Le cheminement n'offrait plus aucune difficulté. Pendant ce mois d'avril, dans la province de l'Australie septentrionale, le climat de ces régions est moins excessif, quelque bas qu'elle soit située en latitude. Il était évident que si la caravane de Mrs. Branican avait pu atteindre la Fitz-Roy, elle eût été au terme de ses misères. Quelques jours après, elle serait entrée en communication avec les Indas, car c'est à peine si quatre-vingt-cinq milles séparaient alors John et Dolly l'un de l'autre.
Lorsque Len Burker eut la certitude qu'il n'était plus qu'à deux ou trois journées de marche, il prit le parti de s'arrêter. Emmener Jane avec lui chez les Indas, la mettre en présence du capitaine John, courir le risque d'être dénoncé par elle, cela ne pouvait lui convenir. Par ses ordres, une halte fut organisée sur la rive gauche, et malgré ses supplications, c'est là que la malheureuse femme fut abandonnée à la garde des deux noirs.
Cela fait, Len Burker, suivi de ses compagnons, continua de se diriger vers l'ouest, avec les chameaux de selle et les deux bêtes chargées des objets d'échange.

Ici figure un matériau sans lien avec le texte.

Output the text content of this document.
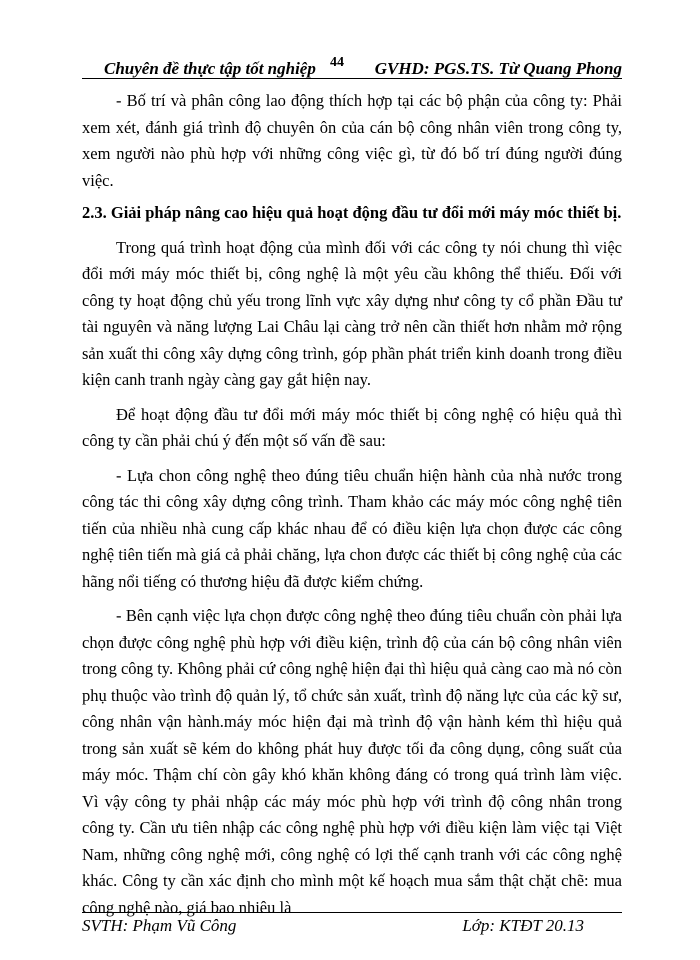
Chuyên đề thực tập tốt nghiệp 44 GVHD: PGS.TS. Từ Quang Phong

- Bố trí và phân công lao động thích hợp tại các bộ phận của công ty: Phải xem xét, đánh giá trình độ chuyên ôn của cán bộ công nhân viên trong công ty, xem người nào phù hợp với những công việc gì, từ đó bố trí đúng người đúng việc.

2.3. Giải pháp nâng cao hiệu quả hoạt động đầu tư đổi mới máy móc thiết bị.

Trong quá trình hoạt động của mình đối với các công ty nói chung thì việc đổi mới máy móc thiết bị, công nghệ là một yêu cầu không thể thiếu. Đối với công ty hoạt động chủ yếu trong lĩnh vực xây dựng như công ty cổ phần Đầu tư tài nguyên và năng lượng Lai Châu lại càng trở nên cần thiết hơn nhằm mở rộng sản xuất thi công xây dựng công trình, góp phần phát triển kinh doanh trong điều kiện canh tranh ngày càng gay gắt hiện nay.

Để hoạt động đầu tư đổi mới máy móc thiết bị công nghệ có hiệu quả thì công ty cần phải chú ý đến một số vấn đề sau:

- Lựa chon công nghệ theo đúng tiêu chuẩn hiện hành của nhà nước trong công tác thi công xây dựng công trình. Tham khảo các máy móc công nghệ tiên tiến của nhiều nhà cung cấp khác nhau để có điều kiện lựa chọn được các công nghệ tiên tiến mà giá cả phải chăng, lựa chon được các thiết bị công nghệ của các hãng nổi tiếng có thương hiệu đã được kiểm chứng.

- Bên cạnh việc lựa chọn được công nghệ theo đúng tiêu chuẩn còn phải lựa chọn được công nghệ phù hợp với điều kiện, trình độ của cán bộ công nhân viên trong công ty. Không phải cứ công nghệ hiện đại thì hiệu quả càng cao mà nó còn phụ thuộc vào trình độ quản lý, tổ chức sản xuất, trình độ năng lực của các kỹ sư, công nhân vận hành.máy móc hiện đại mà trình độ vận hành kém thì hiệu quả trong sản xuất sẽ kém do không phát huy được tối đa công dụng, công suất của máy móc. Thậm chí còn gây khó khăn không đáng có trong quá trình làm việc. Vì vậy công ty phải nhập các máy móc phù hợp với trình độ công nhân trong công ty. Cần ưu tiên nhập các công nghệ phù hợp với điều kiện làm việc tại Việt Nam, những công nghệ mới, công nghệ có lợi thế cạnh tranh với các công nghệ khác. Công ty cần xác định cho mình một kế hoạch mua sắm thật chặt chẽ: mua công nghệ nào, giá bao nhiêu là

SVTH: Phạm Vũ Công	Lớp: KTĐT 20.13
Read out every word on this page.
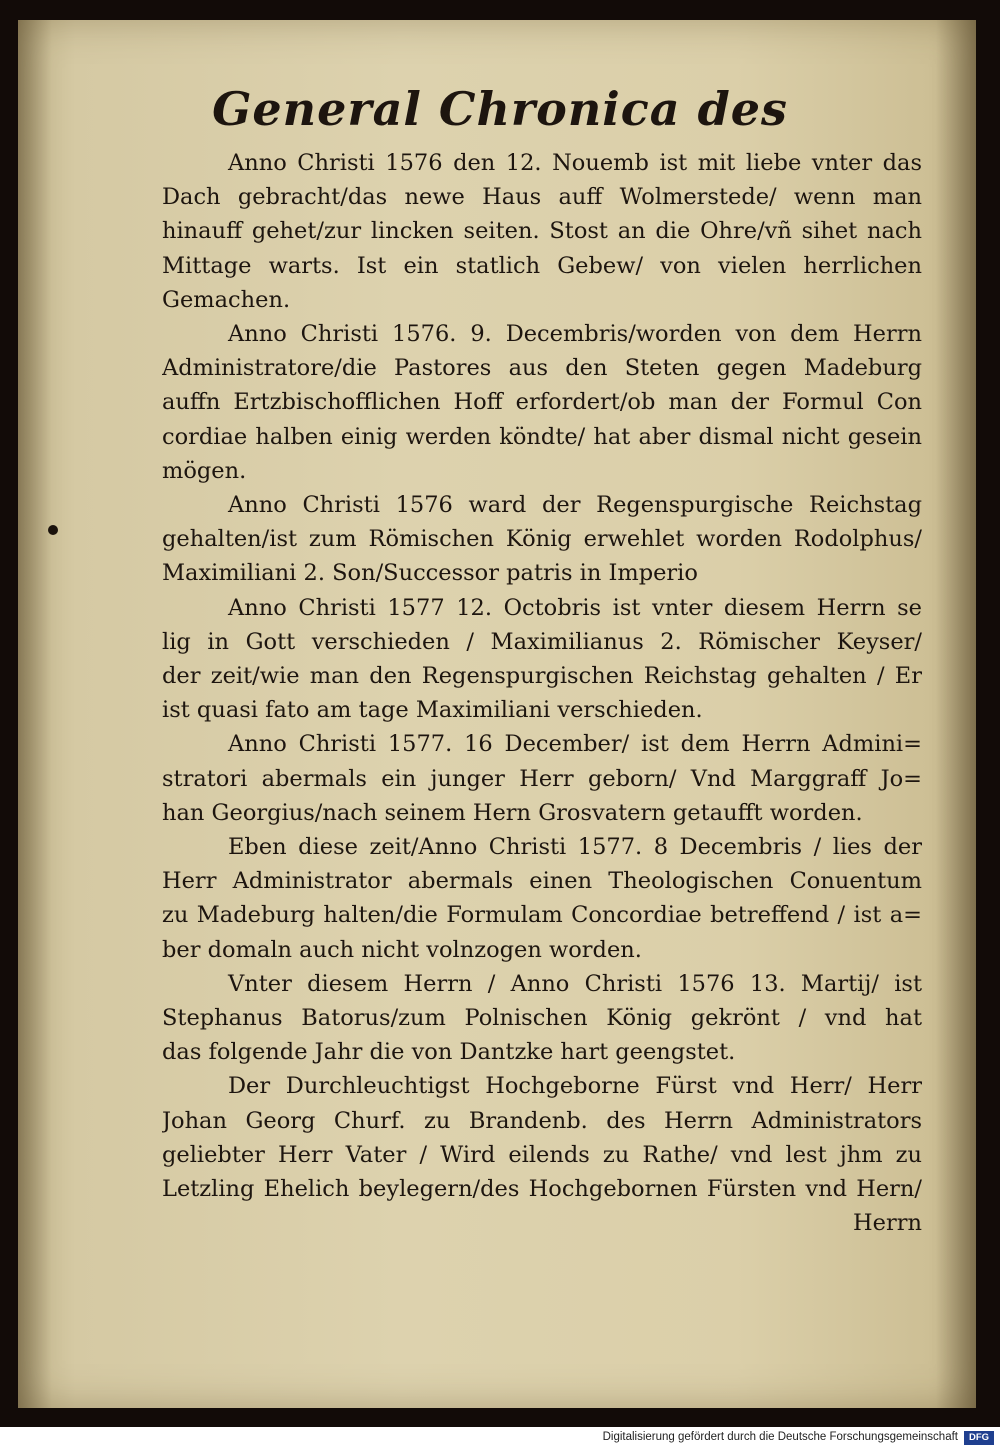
General Chronica des
Anno Christi 1576 den 12. Nouemb ist mit liebe vnter das
Dach gebracht/das newe Haus auff Wolmerstede/ wenn man
hinauff gehet/zur lincken seiten. Stost an die Ohre/vñ sihet nach
Mittage warts. Ist ein statlich Gebew/ von vielen herrlichen
Gemachen.
Anno Christi 1576. 9. Decembris/worden von dem Herrn
Administratore/die Pastores aus den Steten gegen Madeburg
auffn Ertzbischofflichen Hoff erfordert/ob man der Formul Con
cordiae halben einig werden köndte/ hat aber dismal nicht gesein
mögen.
Anno Christi 1576 ward der Regenspurgische Reichstag
gehalten/ist zum Römischen König erwehlet worden Rodolphus/
Maximiliani 2. Son/Successor patris in Imperio
Anno Christi 1577 12. Octobris ist vnter diesem Herrn se
lig in Gott verschieden / Maximilianus 2. Römischer Keyser/
der zeit/wie man den Regenspurgischen Reichstag gehalten / Er
ist quasi fato am tage Maximiliani verschieden.
Anno Christi 1577. 16 December/ ist dem Herrn Admini=
stratori abermals ein junger Herr geborn/ Vnd Marggraff Jo=
han Georgius/nach seinem Hern Grosvatern getaufft worden.
Eben diese zeit/Anno Christi 1577. 8 Decembris / lies der
Herr Administrator abermals einen Theologischen Conuentum
zu Madeburg halten/die Formulam Concordiae betreffend / ist a=
ber domaln auch nicht volnzogen worden.
Vnter diesem Herrn / Anno Christi 1576 13. Martij/ ist
Stephanus Batorus/zum Polnischen König gekrönt / vnd hat
das folgende Jahr die von Dantzke hart geengstet.
Der Durchleuchtigst Hochgeborne Fürst vnd Herr/ Herr
Johan Georg Churf. zu Brandenb. des Herrn Administrators
geliebter Herr Vater / Wird eilends zu Rathe/ vnd lest jhm zu
Letzling Ehelich beylegern/des Hochgebornen Fürsten vnd Hern/
Herrn
Digitalisierung gefördert durch die Deutsche Forschungsgemeinschaft	DFG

Ce fut le 20 avril que Len Burker rencontra la tribu, alors que les Indas se montraient si inquiets du voisinage de la police noire, dont la présence avait été signalée à une dizaine de milles en aval. Déjà même Willi se préparait à quitter son campement, afin de chercher refuge dans les hautes régions de cette Terre d'Arnheim, qui appartient à la province de l'Australie septentrionale.
En ce moment, sur les injonctions de Willi, et dans le but de prévenir toute tentative d'évasion de sa part, John était enfermé dans une hutte. Aussi ne devait-il rien apprendre des négociations qui allaient s'établir préalablement entre Len Burker et le chef des Indas.
Ces négociations ne donnèrent lieu à aucune difficulté. Antérieurement, Len Burker avait été en rapport avec ces indigènes. Il connaissait leur chef, et n'eut qu'à traiter la question de rachat du capitaine John.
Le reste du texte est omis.